Posted inNews / Wyoming

Public teachers’ salaries lose funding

Elementary teacher Ashley Koch and student teachers Lorraine Sonzogni and Jessica Gran work on a presentation for their second and third graders at the Lab School Wednesday. Photo by Kelly Gary
Elementary teacher Ashley Koch and student teachers Lorraine Sonzogni and Jessica Gran work on a presentation for their second and third graders at the Lab School Wednesday. Photo by Kelly Gary

Wyoming teachers warn that the proposed budget in the legislature could be detrimental to the quality of education.

The 2014-2015 budget proposes reducing by half the money available to school districts for increasing public school teachers’ salaries. This has come after several senate bills discussing the issue of state allocated funding.

Teachers will see a pay hike in the first year of the biennium, a specified period of two years, but not in the second.

Kyler Gallinger, a first grade teacher in Casper, Wyo., said salaries must incrementally increase in order to keep and recruit effective teachers and highly trained professionals.

“We have to be able to compete globally,” said Gallinger. “[That] starts with teachers educating our youth. Raising their salaries will rank us as highly qualified professionals.”

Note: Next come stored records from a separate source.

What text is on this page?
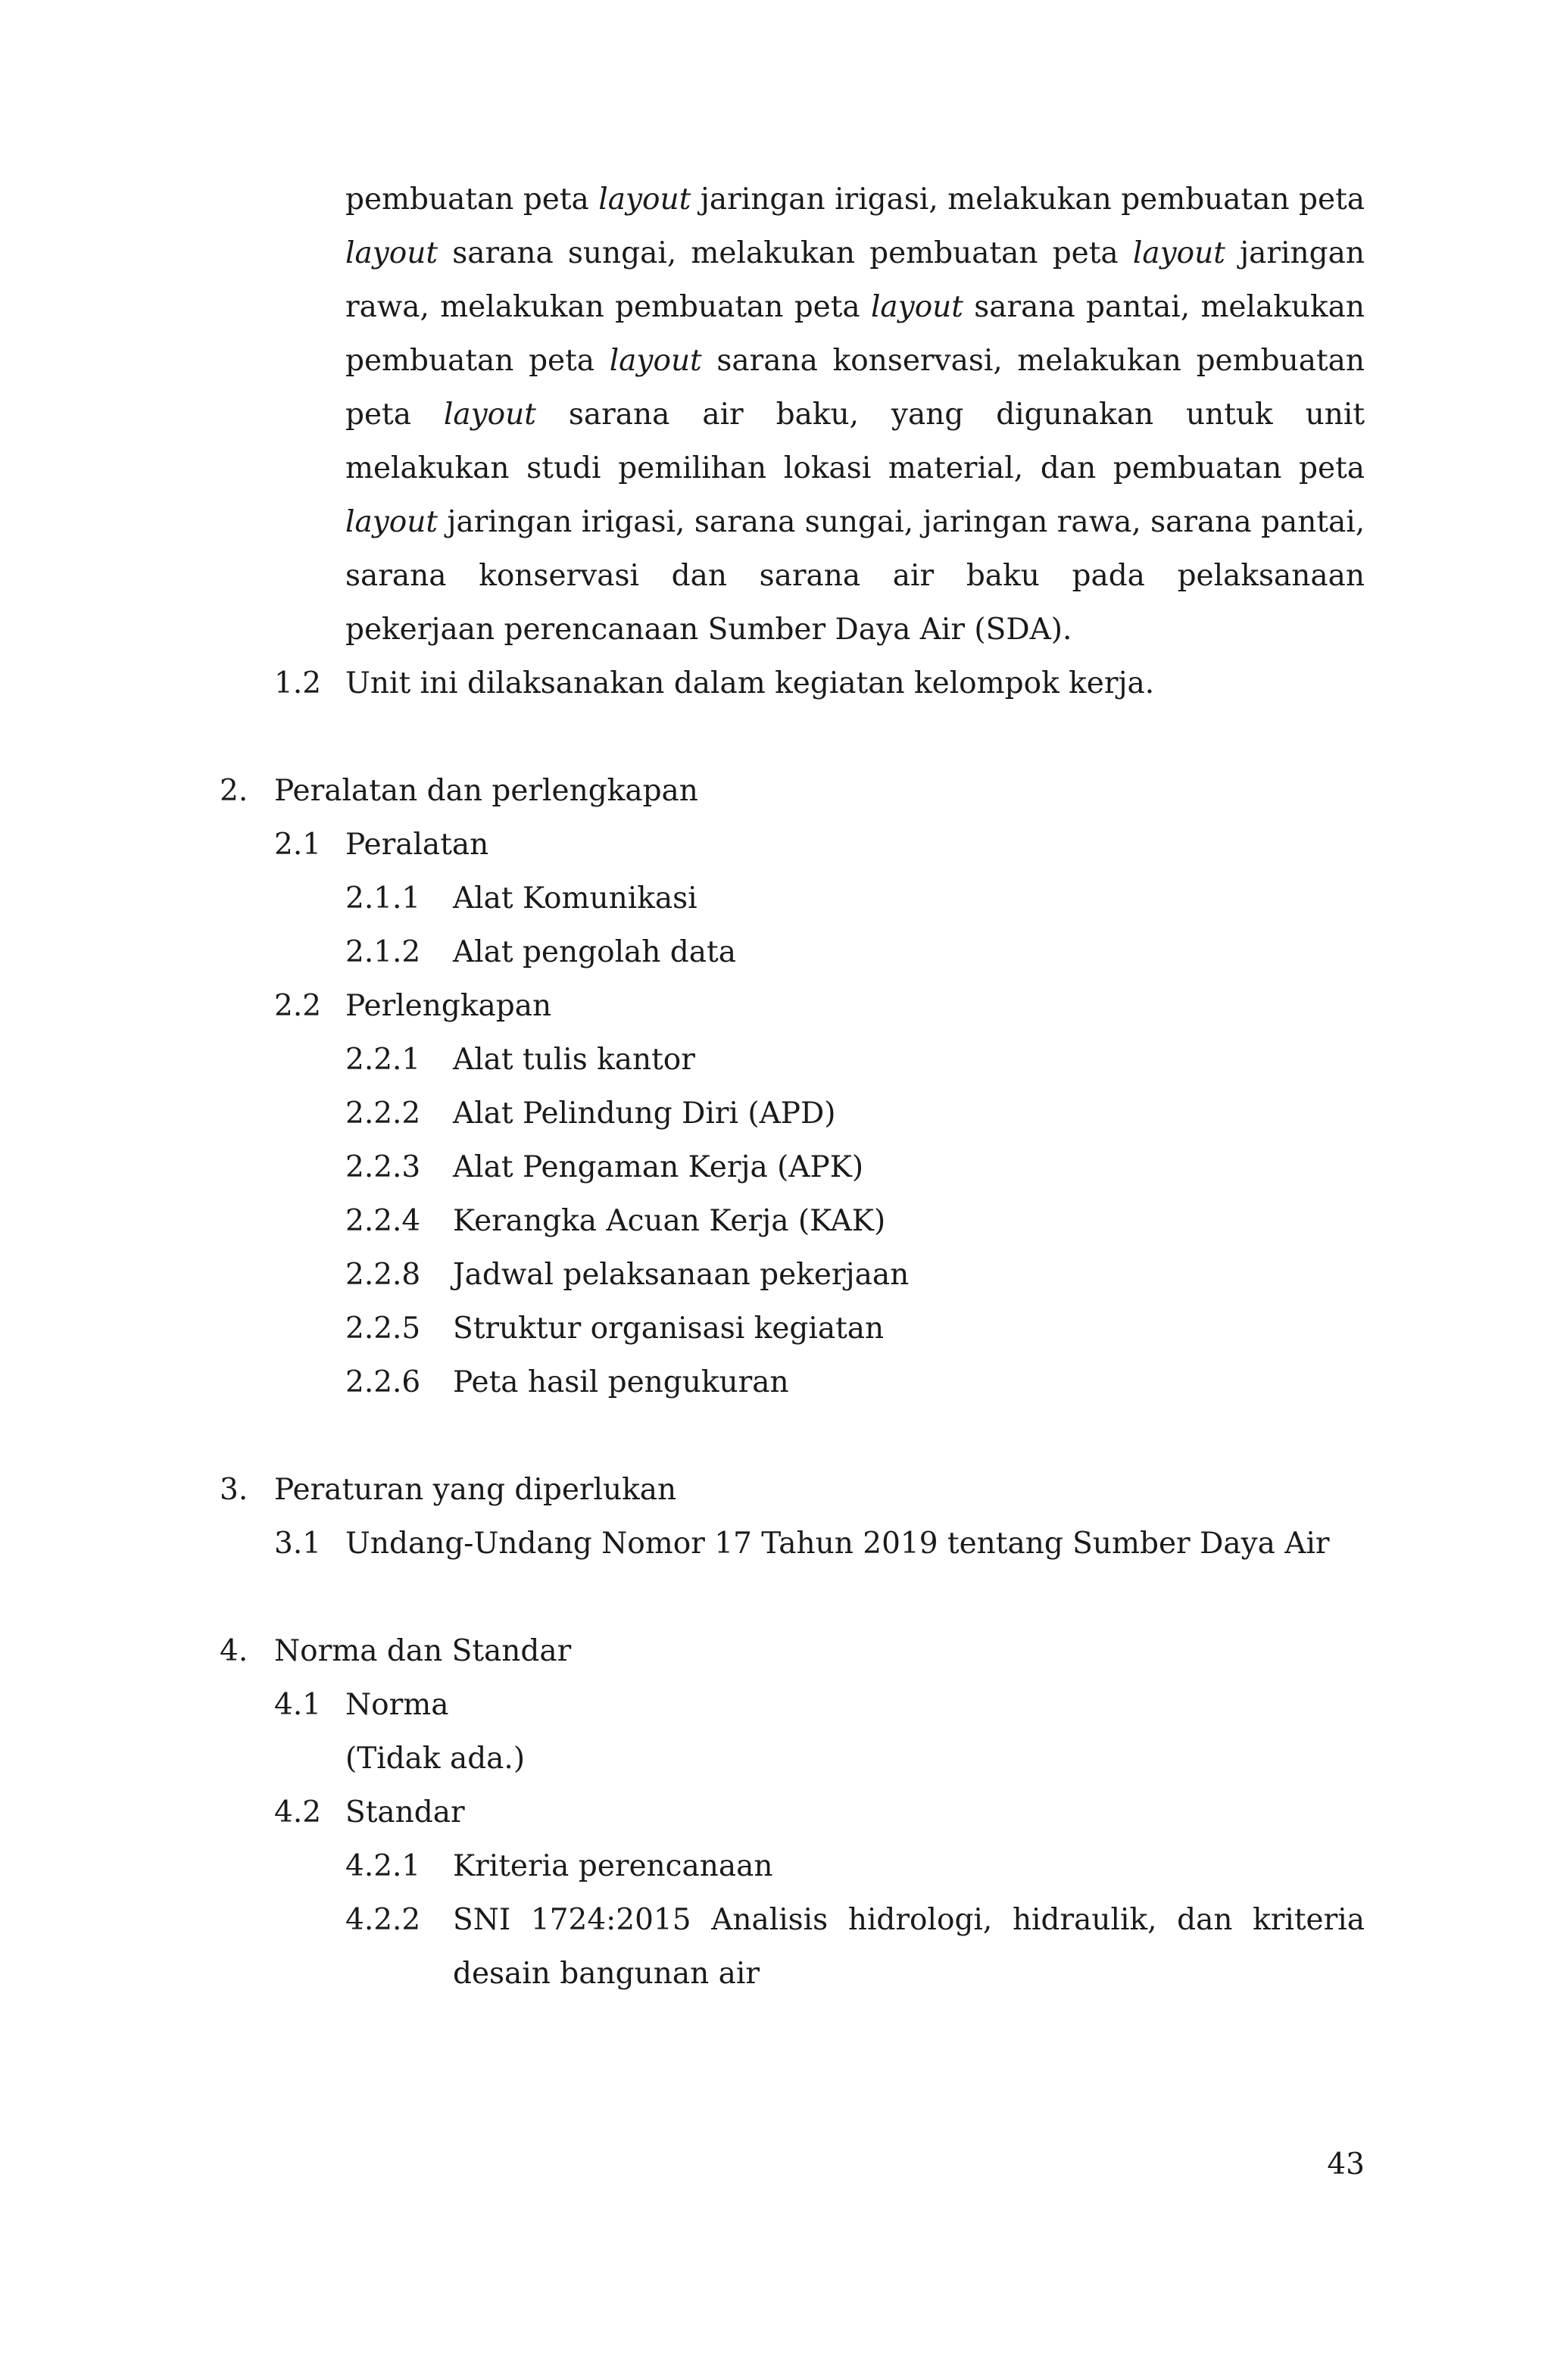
pembuatan peta layout jaringan irigasi, melakukan pembuatan peta
layout sarana sungai, melakukan pembuatan peta layout jaringan
rawa, melakukan pembuatan peta layout sarana pantai, melakukan
pembuatan peta layout sarana konservasi, melakukan pembuatan
peta layout sarana air baku, yang digunakan untuk unit
melakukan studi pemilihan lokasi material, dan pembuatan peta
layout jaringan irigasi, sarana sungai, jaringan rawa, sarana pantai,
sarana konservasi dan sarana air baku pada pelaksanaan
pekerjaan perencanaan Sumber Daya Air (SDA).
1.2 Unit ini dilaksanakan dalam kegiatan kelompok kerja.
2. Peralatan dan perlengkapan
2.1 Peralatan
2.1.1 Alat Komunikasi
2.1.2 Alat pengolah data
2.2 Perlengkapan
2.2.1 Alat tulis kantor
2.2.2 Alat Pelindung Diri (APD)
2.2.3 Alat Pengaman Kerja (APK)
2.2.4 Kerangka Acuan Kerja (KAK)
2.2.8 Jadwal pelaksanaan pekerjaan
2.2.5 Struktur organisasi kegiatan
2.2.6 Peta hasil pengukuran
3. Peraturan yang diperlukan
3.1 Undang-Undang Nomor 17 Tahun 2019 tentang Sumber Daya Air
4. Norma dan Standar
4.1 Norma
(Tidak ada.)
4.2 Standar
4.2.1 Kriteria perencanaan
4.2.2 SNI 1724:2015 Analisis hidrologi, hidraulik, dan kriteria
desain bangunan air
43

Gallinger said to compete in a global intellectual area, Wyoming must have high quality teachers educating youth.

With Wyoming teachers being some of the highest paid in the region, however, Republicans such as Senate Appropriations Chairman Eli Bebout have shown little opposition.

Democrats such as Sen. Chris Rothfuss, D-Laramie, have expressed concern in relation to the proposal. In an interview with Wyoming Public Media, Rothfuss explained his thoughts about working teachers’ perceptions of the state’s purchasing power.

Purchasing power is the amount of goods or services that one unit of money can buy. This bill allows for the inflation of purchasing power, meaning that the amount of money that Wyoming has been allocated to teachers’ salary is less than it used to be.

The K-12 funding structure will be reevaluated next year and the current payment issue will be further addressed at that time.